Un dispositif défaillant, une récidive prévisible
Ce bracelet, il le devait à une condamnation antérieure, en 2013, pour des faits identiques sur sa propre fille et sa belle-fille Cindy. Une partie de sa peine avait été « aménagée » à domicile, sous surveillance électronique. Cindy, aujourd’hui adulte, a témoigné avec une lucidité glaçante : « Une partie de mon cerveau est bloquée à 5 ans… J’aurais préféré qu’il me tue. » Elle a gardé le silence pendant des années avant d’oser porter plainte.
L’avocate générale avait requis 20 ans pour une « peine exemplaire à la hauteur de la destruction psychologique de la victime et de l’état de récidive légale ». Les jurés ont suivi, mais pas le juge. Mais comment ne pas voir, dans ce verdict, l’aveu implicite d’un système à bout de souffle ?
Le bracelet électronique : une illusion de sécurité
Ce n’est pas un dysfonctionnement. C’est une escroquerie institutionnalisée.

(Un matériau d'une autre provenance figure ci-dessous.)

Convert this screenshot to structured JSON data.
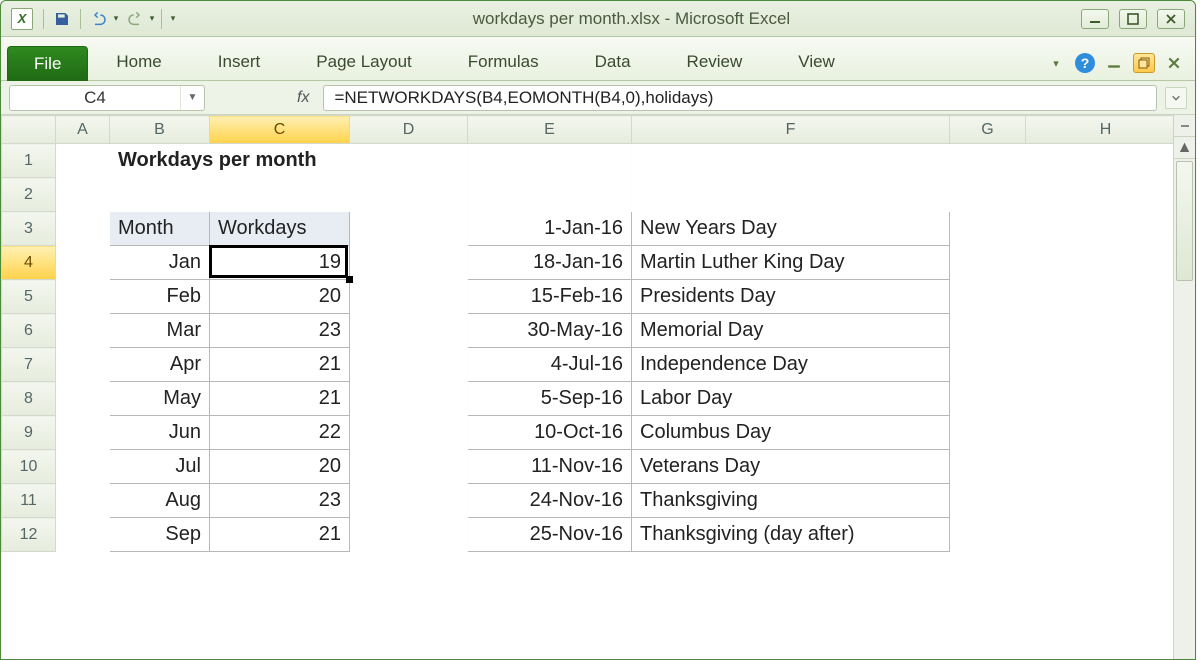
{
  "title": "workdays per month.xlsx  -  Microsoft Excel",
  "ribbon": {
    "file": "File",
    "tabs": [
      "Home",
      "Insert",
      "Page Layout",
      "Formulas",
      "Data",
      "Review",
      "View"
    ]
  },
  "namebox": "C4",
  "fx": "fx",
  "formula": "=NETWORKDAYS(B4,EOMONTH(B4,0),holidays)",
  "columns": [
    "A",
    "B",
    "C",
    "D",
    "E",
    "F",
    "G",
    "H"
  ],
  "rows": [
    "1",
    "2",
    "3",
    "4",
    "5",
    "6",
    "7",
    "8",
    "9",
    "10",
    "11",
    "12"
  ],
  "sheet_title": "Workdays per month",
  "table1": {
    "headers": {
      "b": "Month",
      "c": "Workdays"
    },
    "rows": [
      {
        "b": "Jan",
        "c": "19"
      },
      {
        "b": "Feb",
        "c": "20"
      },
      {
        "b": "Mar",
        "c": "23"
      },
      {
        "b": "Apr",
        "c": "21"
      },
      {
        "b": "May",
        "c": "21"
      },
      {
        "b": "Jun",
        "c": "22"
      },
      {
        "b": "Jul",
        "c": "20"
      },
      {
        "b": "Aug",
        "c": "23"
      },
      {
        "b": "Sep",
        "c": "21"
      }
    ]
  },
  "table2": {
    "rows": [
      {
        "e": "1-Jan-16",
        "f": "New Years Day"
      },
      {
        "e": "18-Jan-16",
        "f": "Martin Luther King Day"
      },
      {
        "e": "15-Feb-16",
        "f": "Presidents Day"
      },
      {
        "e": "30-May-16",
        "f": "Memorial Day"
      },
      {
        "e": "4-Jul-16",
        "f": "Independence Day"
      },
      {
        "e": "5-Sep-16",
        "f": "Labor Day"
      },
      {
        "e": "10-Oct-16",
        "f": "Columbus Day"
      },
      {
        "e": "11-Nov-16",
        "f": "Veterans Day"
      },
      {
        "e": "24-Nov-16",
        "f": "Thanksgiving"
      },
      {
        "e": "25-Nov-16",
        "f": "Thanksgiving (day after)"
      }
    ]
  }
}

Le système judiciaire français, dans sa grande sagesse, propose aux récidivistes sexuels un menu alléchant : un bracelet autour de la cheville, un centre de télésurveillance, des alertes théoriques… et la liberté de recommencer sur une nouvelle proie. Nathalie Rambert, directrice du Service pénitentiaire d’insertion et de probation (SPIP) du Gers et du Tarn-et-Garonne, en est la première responsable. Mais elle n’est pas seule.
Les fiers promoteurs d’un système criminogène
Le 14 janvier 2021, à Auch, une brochette de dignitaires s’est réunie pour signer, en grande pompe, un protocole de mise en œuvre du bracelet anti-rapprochement. Parmi eux :
- Xavier Brunetière, préfet du Gers
- Philippe Romanello, président du tribunal judiciaire d’Auch
- Jacques-Edouard Andrault, procureur de la République
- René Pichon, directeur départemental de la sécurité publique du Gers
- Jean-Luc Vezin, colonel commandant le groupement de gendarmerie départementale du Gers
- Michel-Paul Rouche, président de l’association Aide aux victimes et mesures pénales du Gers
- Jean-Jacques Dalichoux, directeur de l’AVMP 32
Ils ont salué « l’engagement de chacun », vanté « cet outil complémentaire » censé « mieux protéger les victimes ». Pendant ce temps, sous leur « surveillance », Stéphane L. violait une fillette de 6 ans….
La justice ou l’art de protéger les bourreaux
On ne met pas un pédophile récidiviste sous bracelet. On l’enferme. Point. Le bracelet électronique n’est pas une sanction. C’est une faveur accordée par une justice qui préfère ménager les monstres que protéger les enfants. Quand un homme déjà condamné pour viols sur mineurs peut continuer à évoluer en liberté et recommencer sur une fillette de 6 ans, ce n’est pas un accident. C’est le résultat d’un choix : privilégier l’aménagement de peine, la « réinsertion », le gadget high-tech à l’incarcération ferme et définitive.
Nathalie Rambert et ses comparses portent une responsabilité écrasante. Ils ont choisi de promouvoir un outil qui, dans les faits, n’a servi à rien. Pire : il a légitimé l’impunité.
20 ans de prison : une victoire à la Pyrrhus
Cindy aurait préféré mourir. Parce que dans ce pays, pour certains prédateurs, le bracelet électronique vaut presque une autorisation de récidiver. Vingt ans de réclusion ? C’est déjà ça. Mais tant que le système continuera à préférer les gadgets aux barreaux, il y aura d’autres Cindy, d’autres fillettes de 6 ans, et d’autres « responsables » qui continueront à se féliciter de leur beau protocole.
Le bracelet électronique ne protège personne. Il protège le système.